Brasil busca novos mercados para reduzir dependência da China no agronegócio

Plantação de soja no Brasil com foco na exportação
Guilherme Campos, secretário do Mapa, discute alternativas para o agronegócio diante das mudanças na demanda da China.

O governo brasileiro projeta a expansão de biocombustíveis e a abertura de novos destinos comerciais para mitigar os riscos da nova política alimentar de Pequim.

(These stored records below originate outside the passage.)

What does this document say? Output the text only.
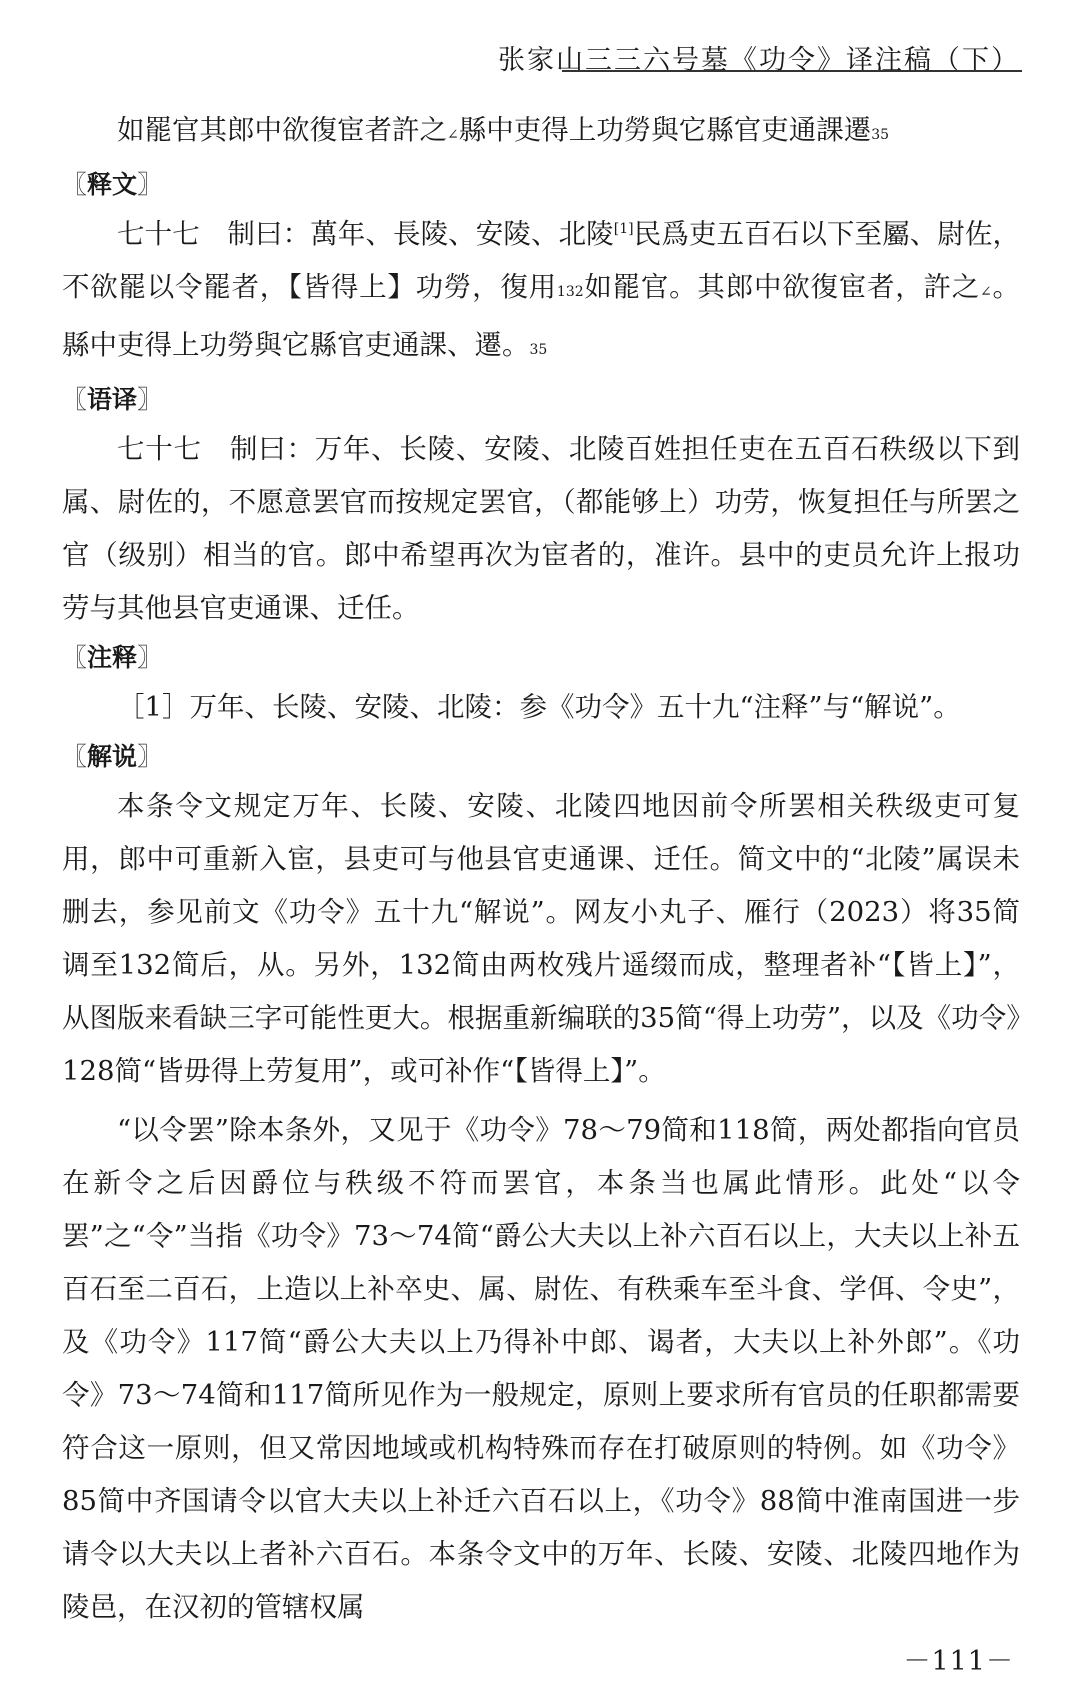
张家山三三六号墓《功令》译注稿（下）

如罷官其郎中欲復宦者許之∠縣中吏得上功勞與它縣官吏通課遷35

〖释文〗

七十七　制曰：萬年、長陵、安陵、北陵[1]民爲吏五百石以下至屬、尉佐，不欲罷以令罷者，【皆得上】功勞，復用132如罷官。其郎中欲復宦者，許之∠。縣中吏得上功勞與它縣官吏通課、遷。35

〖语译〗

七十七　制曰：万年、长陵、安陵、北陵百姓担任吏在五百石秩级以下到属、尉佐的，不愿意罢官而按规定罢官，（都能够上）功劳，恢复担任与所罢之官（级别）相当的官。郎中希望再次为宦者的，准许。县中的吏员允许上报功劳与其他县官吏通课、迁任。

〖注释〗

［1］万年、长陵、安陵、北陵：参《功令》五十九“注释”与“解说”。

〖解说〗

本条令文规定万年、长陵、安陵、北陵四地因前令所罢相关秩级吏可复用，郎中可重新入宦，县吏可与他县官吏通课、迁任。简文中的“北陵”属误未删去，参见前文《功令》五十九“解说”。网友小丸子、雁行（2023）将35简调至132简后，从。另外，132简由两枚残片遥缀而成，整理者补“【皆上】”，从图版来看缺三字可能性更大。根据重新编联的35简“得上功劳”，以及《功令》128简“皆毋得上劳复用”，或可补作“【皆得上】”。

“以令罢”除本条外，又见于《功令》78～79简和118简，两处都指向官员在新令之后因爵位与秩级不符而罢官，本条当也属此情形。此处“以令罢”之“令”当指《功令》73～74简“爵公大夫以上补六百石以上，大夫以上补五百石至二百石，上造以上补卒史、属、尉佐、有秩乘车至斗食、学佴、令史”，及《功令》117简“爵公大夫以上乃得补中郎、谒者，大夫以上补外郎”。《功令》73～74简和117简所见作为一般规定，原则上要求所有官员的任职都需要符合这一原则，但又常因地域或机构特殊而存在打破原则的特例。如《功令》85简中齐国请令以官大夫以上补迁六百石以上，《功令》88简中淮南国进一步请令以大夫以上者补六百石。本条令文中的万年、长陵、安陵、北陵四地作为陵邑，在汉初的管辖权属

－111－
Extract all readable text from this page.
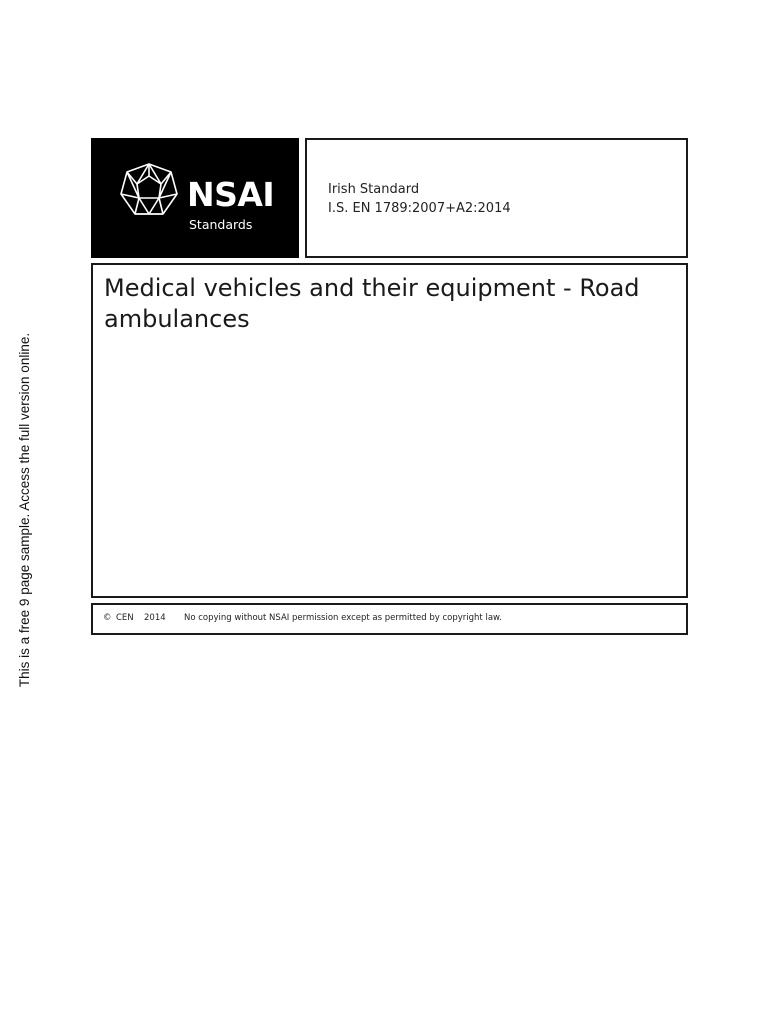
This is a free 9 page sample. Access the full version online.
NSAI
Standards
Irish Standard
I.S. EN 1789:2007+A2:2014
Medical vehicles and their equipment - Road ambulances
© CEN 2014 No copying without NSAI permission except as permitted by copyright law.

O Brasil enfrenta o desafio de diversificar suas exportações e elevar o consumo interno de produtos agrícolas para mitigar os efeitos da estratégia da China de reduzir sua dependência de importações de alimentos, que inclui investimentos intensivos em biocombustíveis. A avaliação sobre esse cenário de transição energética foi apresentada por Guilherme Campos, secretário de Política Agrícola do Mapa (Ministério da Agricultura e Pecuária). Em entrevista à CNN, o gestor destacou que a expansão da produção de biodiesel e etanol surge como uma alternativa estratégica para absorver a oferta nacional caso a demanda externa sofra desaceleração. Como o setor é fortemente voltado ao mercado chinês — destino de sete a cada dez toneladas de soja exportadas pelo Brasil —, o governo articula formas de processar internamente uma fatia maior da safra. Segundo Campos, o esmagamento da soja para a fabricação de biodiesel traz um benefício duplo: além do combustível, gera farelo para a pecuária, elevando a competitividade das proteínas brasileiras no mercado global. “O que eles fazem, planejam, eles executam. Ninguém pode falar que não sabia. Eles estão avisando”, pontuou o secretário sobre a previsibilidade dos movimentos de Pequim. Diante disso, o Ministério da Agricultura e Pecuária intensificou a prospecção de novos mercados, com foco em nações do Sul e Sudeste Asiático, embora o ritmo das aberturas dependa do interesse comercial desses novos parceiros. Para o curto prazo, a estratégia defendida pelo secretário inclui a busca por "brechas" em cotas não preenchidas de outros países exportadores e o aumento da mistura de biocombustíveis na matriz nacional. O governo admite que a transição exige cautela, especialmente em cadeias como a de carnes e sucroenergética, que também buscam adaptação às novas dinâmicas comerciais com os Estados Unidos e o mercado asiático.